= Cowra Guardian =

Newspaper in New South Wales, Australia

The Cowra Guardian, also published as The Guardian, The Cowra Gobbler, Cowra Guardian, Canowindra Star, The Canowindra Star and Eugowra News, Cowra Guardian and Lachlan Agricultural Recorder is a weekly newspaper published in Cowra, New South Wales, Australia, since 1885.

== History ==
The Cowra Guardian began as the Cowra Guardian and Lachlan Agricultural Recorder (1885–1943), a provincial newspaper and rural guide, published by S. A. Stevenson. It continued as the Cowra Guardian (1943–1980). It was renamed Cowra Gobbler from 1980 to 1984 before reverting to the Cowra Guardian.

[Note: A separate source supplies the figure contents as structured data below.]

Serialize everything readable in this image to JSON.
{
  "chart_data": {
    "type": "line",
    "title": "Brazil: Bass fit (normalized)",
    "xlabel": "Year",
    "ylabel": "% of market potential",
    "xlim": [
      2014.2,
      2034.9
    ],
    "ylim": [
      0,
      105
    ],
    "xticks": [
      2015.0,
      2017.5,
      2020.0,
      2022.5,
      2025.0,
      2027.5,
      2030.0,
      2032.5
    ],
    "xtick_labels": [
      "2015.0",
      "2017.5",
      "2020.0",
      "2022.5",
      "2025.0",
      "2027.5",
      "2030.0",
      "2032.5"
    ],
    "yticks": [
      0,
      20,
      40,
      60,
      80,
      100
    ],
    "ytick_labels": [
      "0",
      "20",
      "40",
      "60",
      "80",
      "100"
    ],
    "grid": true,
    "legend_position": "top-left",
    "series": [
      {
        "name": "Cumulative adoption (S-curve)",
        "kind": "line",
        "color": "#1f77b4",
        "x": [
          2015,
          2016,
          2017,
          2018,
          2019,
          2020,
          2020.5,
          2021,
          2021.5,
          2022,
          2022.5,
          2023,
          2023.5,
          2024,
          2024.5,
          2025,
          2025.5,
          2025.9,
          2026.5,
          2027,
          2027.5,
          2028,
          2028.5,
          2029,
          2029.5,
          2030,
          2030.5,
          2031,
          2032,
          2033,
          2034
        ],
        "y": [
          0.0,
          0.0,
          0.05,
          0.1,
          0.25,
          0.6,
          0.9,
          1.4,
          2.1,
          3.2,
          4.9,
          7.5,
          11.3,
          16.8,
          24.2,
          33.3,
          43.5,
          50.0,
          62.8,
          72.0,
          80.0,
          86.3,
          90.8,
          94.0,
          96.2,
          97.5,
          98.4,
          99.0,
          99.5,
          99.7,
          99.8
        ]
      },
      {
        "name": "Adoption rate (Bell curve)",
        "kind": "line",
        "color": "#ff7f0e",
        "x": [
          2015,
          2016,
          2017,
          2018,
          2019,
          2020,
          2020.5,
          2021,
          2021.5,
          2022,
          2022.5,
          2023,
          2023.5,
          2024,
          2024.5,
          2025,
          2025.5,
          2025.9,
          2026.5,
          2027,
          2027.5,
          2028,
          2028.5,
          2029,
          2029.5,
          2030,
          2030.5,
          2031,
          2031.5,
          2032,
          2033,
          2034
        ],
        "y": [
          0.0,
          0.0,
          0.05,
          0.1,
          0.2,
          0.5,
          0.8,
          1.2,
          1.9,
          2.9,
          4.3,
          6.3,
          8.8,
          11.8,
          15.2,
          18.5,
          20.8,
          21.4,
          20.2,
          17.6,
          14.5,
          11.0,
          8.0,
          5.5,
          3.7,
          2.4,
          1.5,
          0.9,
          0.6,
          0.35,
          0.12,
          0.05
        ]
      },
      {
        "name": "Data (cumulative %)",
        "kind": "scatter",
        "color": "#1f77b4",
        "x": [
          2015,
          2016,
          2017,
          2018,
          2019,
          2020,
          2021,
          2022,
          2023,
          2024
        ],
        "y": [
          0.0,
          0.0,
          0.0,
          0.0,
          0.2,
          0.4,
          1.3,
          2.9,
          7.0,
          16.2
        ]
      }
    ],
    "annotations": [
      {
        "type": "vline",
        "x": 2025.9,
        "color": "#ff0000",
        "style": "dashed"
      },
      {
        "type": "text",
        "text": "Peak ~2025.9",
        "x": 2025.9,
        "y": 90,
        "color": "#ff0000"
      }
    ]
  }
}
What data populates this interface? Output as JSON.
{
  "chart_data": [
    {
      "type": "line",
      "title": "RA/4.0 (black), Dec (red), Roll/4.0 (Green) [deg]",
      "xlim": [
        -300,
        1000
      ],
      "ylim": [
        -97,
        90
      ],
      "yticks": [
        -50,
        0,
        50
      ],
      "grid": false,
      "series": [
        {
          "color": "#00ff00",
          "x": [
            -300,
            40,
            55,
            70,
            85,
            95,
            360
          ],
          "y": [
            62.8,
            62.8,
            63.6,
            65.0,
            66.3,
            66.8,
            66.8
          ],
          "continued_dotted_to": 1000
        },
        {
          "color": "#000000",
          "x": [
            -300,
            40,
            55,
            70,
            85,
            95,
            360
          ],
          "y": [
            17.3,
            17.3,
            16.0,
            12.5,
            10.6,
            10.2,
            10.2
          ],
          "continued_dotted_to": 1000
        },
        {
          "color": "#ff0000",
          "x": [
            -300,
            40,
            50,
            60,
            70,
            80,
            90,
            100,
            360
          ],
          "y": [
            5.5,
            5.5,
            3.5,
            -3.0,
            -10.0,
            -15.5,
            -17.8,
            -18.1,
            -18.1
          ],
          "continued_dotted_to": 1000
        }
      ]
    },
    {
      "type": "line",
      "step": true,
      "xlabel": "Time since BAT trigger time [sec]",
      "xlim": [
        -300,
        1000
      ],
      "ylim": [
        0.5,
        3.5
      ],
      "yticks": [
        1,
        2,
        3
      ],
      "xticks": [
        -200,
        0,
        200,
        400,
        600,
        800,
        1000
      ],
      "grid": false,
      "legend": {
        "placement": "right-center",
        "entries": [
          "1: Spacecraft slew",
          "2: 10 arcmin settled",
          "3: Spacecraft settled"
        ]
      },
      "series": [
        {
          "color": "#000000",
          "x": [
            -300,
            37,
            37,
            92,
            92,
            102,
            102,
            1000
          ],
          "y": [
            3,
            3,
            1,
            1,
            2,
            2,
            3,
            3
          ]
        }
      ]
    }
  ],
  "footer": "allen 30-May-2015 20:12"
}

The Cowra Guardian absorbed a number of papers including the Lachlan Leader on 22 Oct 1943 and the Canowindra Star on 4 February 1972. The Canowindra Star was published from [1900] to 1971. It was named The Canowindra Star and Eugowra News from 1903 to 1925 before reverting to the Canowindra Star.

Provincial newspapers were an important outlet for the concerns of rural communities. In 1919 the proprietor of the Cowra Guardian, J. J. Sullivan articulated the needs of rural families at the annual conference of the NSWCPA.

The Cowra Guardian was acquired by Macquarie Publications in the 1980s.